Он сидел и смотрел, как гаснут звезды, слушая первые трели птиц. Прерванный сон остался неприятным вкусом во рту, а восприятие было каким-то болезненно-острым, будто все чувства облили растворителем и даже набухающее яркостью, но все еще бледное небо, раздражало глаза. Во всем теле поселилась боль от чего-то большего, чем просто физические усилия; так же болели икры, после похода через болото, но сейчас казалось, такую боль испытывает каждый мускул. Он уже испытывал такие же ощущения на рассвете на островах Танимбар после долгого путешествия на лодке. Когда умирающий солдат позволил ему приобщиться к большой тайне.
Где-то, дальше по пляжу раздались звуки. Один из мужчин с рыболовного судна совершал salat al-fajr — утреннюю молитву мусульман. Мурашки пробежали по коже Прабира, но ощущение, что за ним охотятся, продлилось лишь долю секунды — рыбак оказался молодым меланезийцом, и близко не похожим на солдата.
Закончив молитву, мужчина подошел и дружелюбно поприветствовал Прабира, представившись Субхи и предложив тому самокрутку. Прабир отказался, но они посидели рядом, пока Субхи курил. Табак имел аромат гвоздики и потенциал использования этого рецепт в качестве фумигатора был явно недооценен.

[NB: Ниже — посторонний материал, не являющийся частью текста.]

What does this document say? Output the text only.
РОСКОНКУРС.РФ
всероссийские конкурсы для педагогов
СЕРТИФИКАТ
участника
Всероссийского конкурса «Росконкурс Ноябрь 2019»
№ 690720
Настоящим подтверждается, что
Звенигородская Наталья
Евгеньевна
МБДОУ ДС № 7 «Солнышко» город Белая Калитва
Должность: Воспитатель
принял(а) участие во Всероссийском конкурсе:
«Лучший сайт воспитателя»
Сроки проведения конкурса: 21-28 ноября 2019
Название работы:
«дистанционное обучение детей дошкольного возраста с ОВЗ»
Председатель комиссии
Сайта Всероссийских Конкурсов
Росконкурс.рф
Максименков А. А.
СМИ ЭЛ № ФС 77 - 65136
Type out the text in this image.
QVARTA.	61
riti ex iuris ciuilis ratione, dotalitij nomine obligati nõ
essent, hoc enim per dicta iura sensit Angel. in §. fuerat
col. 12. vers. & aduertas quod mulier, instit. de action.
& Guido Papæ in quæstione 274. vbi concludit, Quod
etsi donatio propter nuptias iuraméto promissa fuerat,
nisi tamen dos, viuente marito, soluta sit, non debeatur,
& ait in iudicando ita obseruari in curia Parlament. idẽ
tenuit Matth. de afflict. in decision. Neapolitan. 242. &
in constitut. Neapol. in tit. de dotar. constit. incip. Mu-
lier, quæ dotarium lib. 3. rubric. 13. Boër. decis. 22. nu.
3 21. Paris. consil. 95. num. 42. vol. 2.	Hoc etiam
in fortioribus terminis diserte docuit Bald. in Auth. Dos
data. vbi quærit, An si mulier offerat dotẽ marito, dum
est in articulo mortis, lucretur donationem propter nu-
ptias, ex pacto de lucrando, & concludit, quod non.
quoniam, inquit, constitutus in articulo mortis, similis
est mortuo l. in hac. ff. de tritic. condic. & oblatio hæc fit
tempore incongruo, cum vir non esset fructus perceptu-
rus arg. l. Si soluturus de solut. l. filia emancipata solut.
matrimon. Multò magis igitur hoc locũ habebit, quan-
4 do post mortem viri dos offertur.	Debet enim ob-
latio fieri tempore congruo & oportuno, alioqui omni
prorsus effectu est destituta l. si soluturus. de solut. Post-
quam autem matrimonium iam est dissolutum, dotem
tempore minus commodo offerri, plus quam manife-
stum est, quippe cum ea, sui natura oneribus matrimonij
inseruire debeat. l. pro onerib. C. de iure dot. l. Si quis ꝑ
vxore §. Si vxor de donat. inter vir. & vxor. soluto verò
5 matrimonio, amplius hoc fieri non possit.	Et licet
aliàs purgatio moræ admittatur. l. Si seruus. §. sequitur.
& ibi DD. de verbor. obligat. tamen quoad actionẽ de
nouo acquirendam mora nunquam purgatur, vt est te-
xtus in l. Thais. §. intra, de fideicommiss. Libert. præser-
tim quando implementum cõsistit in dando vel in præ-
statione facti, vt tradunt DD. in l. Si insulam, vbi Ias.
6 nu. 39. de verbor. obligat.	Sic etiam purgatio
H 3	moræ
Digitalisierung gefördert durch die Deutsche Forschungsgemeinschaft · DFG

Пришлось побороться за то, чтобы поддерживать разговор; индонезийский по-прежнему преподавали в школах на всей территории республики, но, насколько Прабир мог судить, они оба владели им одинаково плохо.
Указав на молельный коврик Субхи, он, в шутку, спросил, не был ли тот единственным набожным человеком на судне.
Такая инсинуация привела Сабхи в ужас.
— Другие люди тоже благочестивые, но они христиане.
— Я понимаю. Прости меня. Я не подумал о такой возможности.